Market sees biggest surplus in six years

Earlier in December 2016, cocoa futures tumbled to three-year low on ballooning supply as hedge funds held the smallest net-bullish position since 2012. Over the past few months, cocoa prices have been receding as rains improved crops in West Africa, which grows more than two-thirds of the world’s cocoa each season. The output gains mean the market is shifting from a production deficit to the biggest surplus in six years.c2

Adding to the overhang, an increasing number of health-conscious people are eating less chocolate. In the US and Europe, the largest consuming regions, snackers are seeking healthier options like protein bars and yogurt. At the same time, confectioners have reduced the size of sweets and are using more fillers; the result of cost-cutting measures when cocoa prices surged in the four years through 2015. The Hershey Company (NYSE: HSY), the largest chocolate candy seller in the US controlling nearly a third of the market, reported plunging sales in 2015 for first time in more than a decade. To cash in on the growing trend of healthy snacking among sugar wary consumers who are shunning chocolates and candy, Hershey’s diversified into dried meat with the launch of Hershey beef jerky.

Price reversal to continue

The fall in cocoa prices are a reversal from record prices in 2015, when cocoa prices rose for four straight years, rising more than 50% over the period. At the same, prolonged drought in West Africa had hurt plants, creating a disruption in supply. However, in a sign that bodes well for chocolate lovers, cocoa prices are expected to remain subdued for the next few months, mainly due to a supply glut in the market. Analysts also say that there is unlikely to be enough demand to soak up the rising supplies because consumption is already very high and consumers are seeking snacks with less sugar. According to Euromonitor, global retail sales of chocolates in 2016 were down about 1.9% versus 2014.

In the week ended December 04th, 2016, cocoa-bean arrivals from Ivory Coast, the top producer, surged 49% from a year earlier. The nation is expected to produce almost 1.7 million metric tons of cocoa beans during the 2015/2016 crop year (October 2015 to September 2016).

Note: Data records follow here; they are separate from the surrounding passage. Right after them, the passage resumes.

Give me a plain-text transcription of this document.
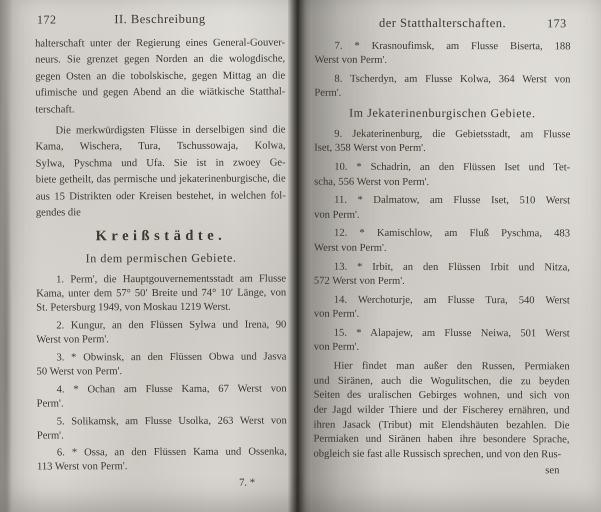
172	II. Beschreibung
halterschaft unter der Regierung eines General-Gouver-
neurs. Sie grenzet gegen Norden an die wologdische,
gegen Osten an die tobolskische, gegen Mittag an die
ufimische und gegen Abend an die wiätkische Statthal-
terschaft.
Die merkwürdigsten Flüsse in derselbigen sind die
Kama, Wischera, Tura, Tschussowaja, Kolwa,
Sylwa, Pyschma und Ufa. Sie ist in zwoey Ge-
biete getheilt, das permische und jekaterinenburgische, die
aus 15 Distrikten oder Kreisen bestehet, in welchen fol-
gendes die
Kreißstädte.
In dem permischen Gebiete.
1. Perm', die Hauptgouvernementsstadt am Flusse
Kama, unter dem 57° 50′ Breite und 74° 10′ Länge, von
St. Petersburg 1949, von Moskau 1219 Werst.
2. Kungur, an den Flüssen Sylwa und Irena, 90
Werst von Perm'.
3. * Obwinsk, an den Flüssen Obwa und Jasva
50 Werst von Perm'.
4. * Ochan am Flusse Kama, 67 Werst von
Perm'.
5. Solikamsk, am Flusse Usolka, 263 Werst von
Perm'.
6. * Ossa, an den Flüssen Kama und Ossenka,
113 Werst von Perm'.
7. *
der Statthalterschaften.	173
7. * Krasnoufimsk, am Flusse Biserta, 188
Werst von Perm'.
8. Tscherdyn, am Flusse Kolwa, 364 Werst von
Perm'.
Im Jekaterinenburgischen Gebiete.
9. Jekaterinenburg, die Gebietsstadt, am Flusse
Iset, 358 Werst von Perm'.
10. * Schadrin, an den Flüssen Iset und Tet-
scha, 556 Werst von Perm'.
11. * Dalmatow, am Flusse Iset, 510 Werst
von Perm'.
12. * Kamischlow, am Fluß Pyschma, 483
Werst von Perm'.
13. * Irbit, an den Flüssen Irbit und Nitza,
572 Werst von Perm'.
14. Werchoturje, am Flusse Tura, 540 Werst
von Perm'.
15. * Alapajew, am Flusse Neiwa, 501 Werst
von Perm'.
Hier findet man außer den Russen, Permiaken
und Siränen, auch die Wogulitschen, die zu beyden
Seiten des uralischen Gebirges wohnen, und sich von
der Jagd wilder Thiere und der Fischerey ernähren, und
ihren Jasack (Tribut) mit Elendshäuten bezahlen. Die
Permiaken und Siränen haben ihre besondere Sprache,
obgleich sie fast alle Russisch sprechen, und von den Rus-
sen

c3Ivory Coast had sold forward 1.30 million tons of 2016/17 (cocoa growing year extends from October 2016 through September 2017) beans by November 25th, 2016, according to the Coffee and Cocoa Council marketing board, and as reported by Reuters. It supplies 33% of the cocoa produced in the world. The crop is grown in Ivory Coast mostly by smallholder farmers planting on 1-3 hectares. Reputed chocolate producers like Cadbury, Hershey’s and Nestle buy Ivorian cocoa futures and options through Euronext, whereby world prices are set.

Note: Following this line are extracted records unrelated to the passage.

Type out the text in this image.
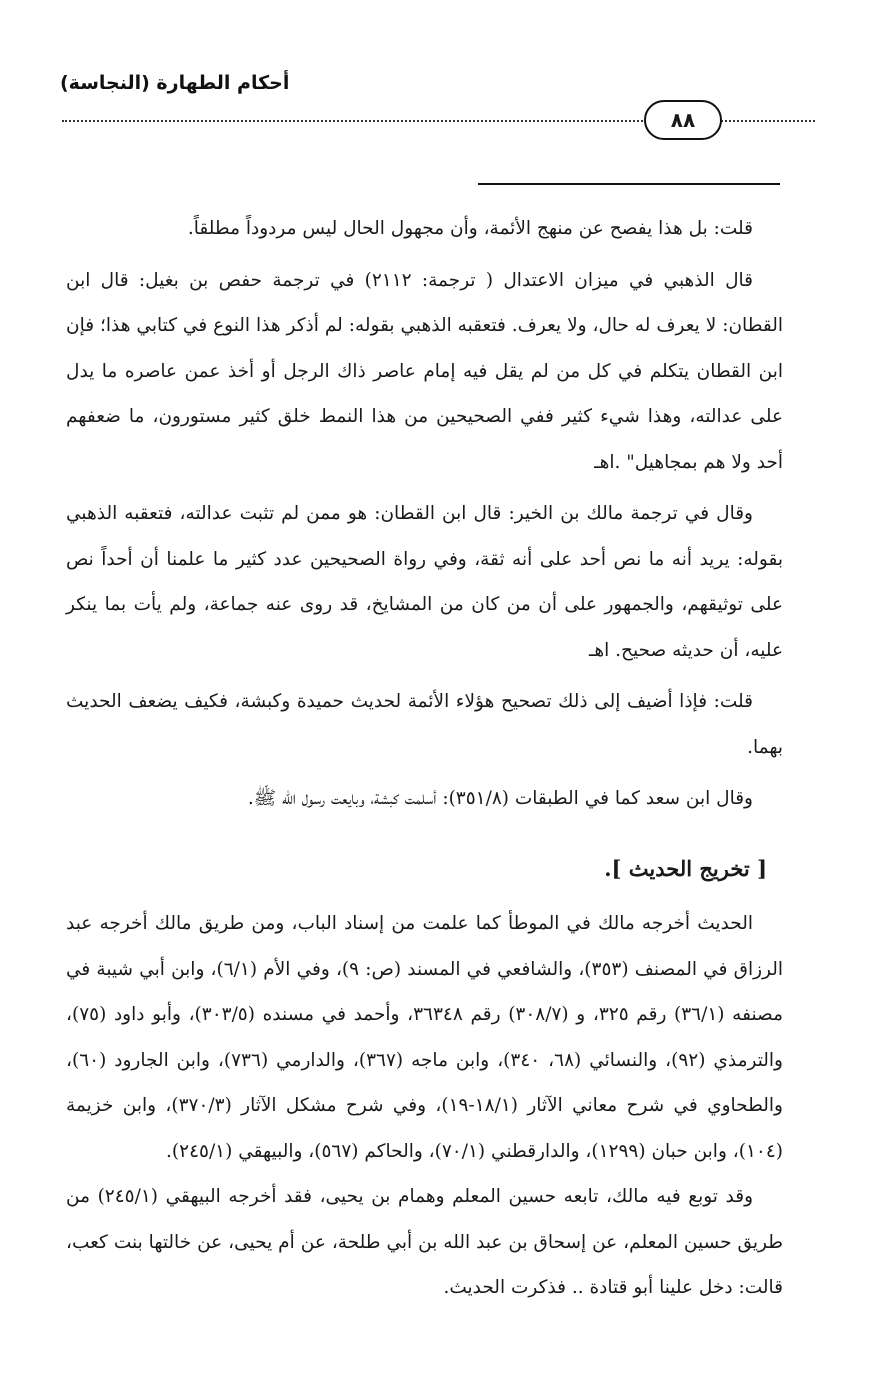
أحكام الطهارة (النجاسة)
٨٨

قلت: بل هذا يفصح عن منهج الأئمة، وأن مجهول الحال ليس مردوداً مطلقاً.

قال الذهبي في ميزان الاعتدال ( ترجمة: ٢١١٢) في ترجمة حفص بن بغيل: قال ابن القطان: لا يعرف له حال، ولا يعرف. فتعقبه الذهبي بقوله: لم أذكر هذا النوع في كتابي هذا؛ فإن ابن القطان يتكلم في كل من لم يقل فيه إمام عاصر ذاك الرجل أو أخذ عمن عاصره ما يدل على عدالته، وهذا شيء كثير ففي الصحيحين من هذا النمط خلق كثير مستورون، ما ضعفهم أحد ولا هم بمجاهيل" .اهـ

وقال في ترجمة مالك بن الخير: قال ابن القطان: هو ممن لم تثبت عدالته، فتعقبه الذهبي بقوله: يريد أنه ما نص أحد على أنه ثقة، وفي رواة الصحيحين عدد كثير ما علمنا أن أحداً نص على توثيقهم، والجمهور على أن من كان من المشايخ، قد روى عنه جماعة، ولم يأت بما ينكر عليه، أن حديثه صحيح. اهـ

قلت: فإذا أضيف إلى ذلك تصحيح هؤلاء الأئمة لحديث حميدة وكبشة، فكيف يضعف الحديث بهما.

وقال ابن سعد كما في الطبقات (٣٥١/٨): أسلمت كبشة، وبايعت رسول الله ﷺ.

[ تخريج الحديث ].

الحديث أخرجه مالك في الموطأ كما علمت من إسناد الباب، ومن طريق مالك أخرجه عبد الرزاق في المصنف (٣٥٣)، والشافعي في المسند (ص: ٩)، وفي الأم (٦/١)، وابن أبي شيبة في مصنفه (٣٦/١) رقم ٣٢٥، و (٣٠٨/٧) رقم ٣٦٣٤٨، وأحمد في مسنده (٣٠٣/٥)، وأبو داود (٧٥)، والترمذي (٩٢)، والنسائي (٦٨، ٣٤٠)، وابن ماجه (٣٦٧)، والدارمي (٧٣٦)، وابن الجارود (٦٠)، والطحاوي في شرح معاني الآثار (١٨/١-١٩)، وفي شرح مشكل الآثار (٣٧٠/٣)، وابن خزيمة (١٠٤)، وابن حبان (١٢٩٩)، والدارقطني (٧٠/١)، والحاكم (٥٦٧)، والبيهقي (٢٤٥/١).

وقد توبع فيه مالك، تابعه حسين المعلم وهمام بن يحيى، فقد أخرجه البيهقي (٢٤٥/١) من طريق حسين المعلم، عن إسحاق بن عبد الله بن أبي طلحة، عن أم يحيى، عن خالتها بنت كعب، قالت: دخل علينا أبو قتادة .. فذكرت الحديث.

The West African nation sells forward the bulk of its anticipated harvest via electronic auctions and uses the average sale price to set a minimum price for farmers. Patchy light rains mixed with hot weather and mild Harmattan winds in most of Ivory Coast’s main cocoa growing regions should boost next year’s crop, farmers said on December 27th, 2016, but demand from buyers has slackened due to low global prices.

West Africa collectively supplies two thirds of the world’s cocoa crop, with Ivory Coast leading production at 1.65 million tons, and nearby Ghana, Nigeria, Cameroon and Togo producing additional 1.55 million tons. The primary non-African competitor of Ivory Coast is Indonesia, which is the second largest producer of cocoa in the world.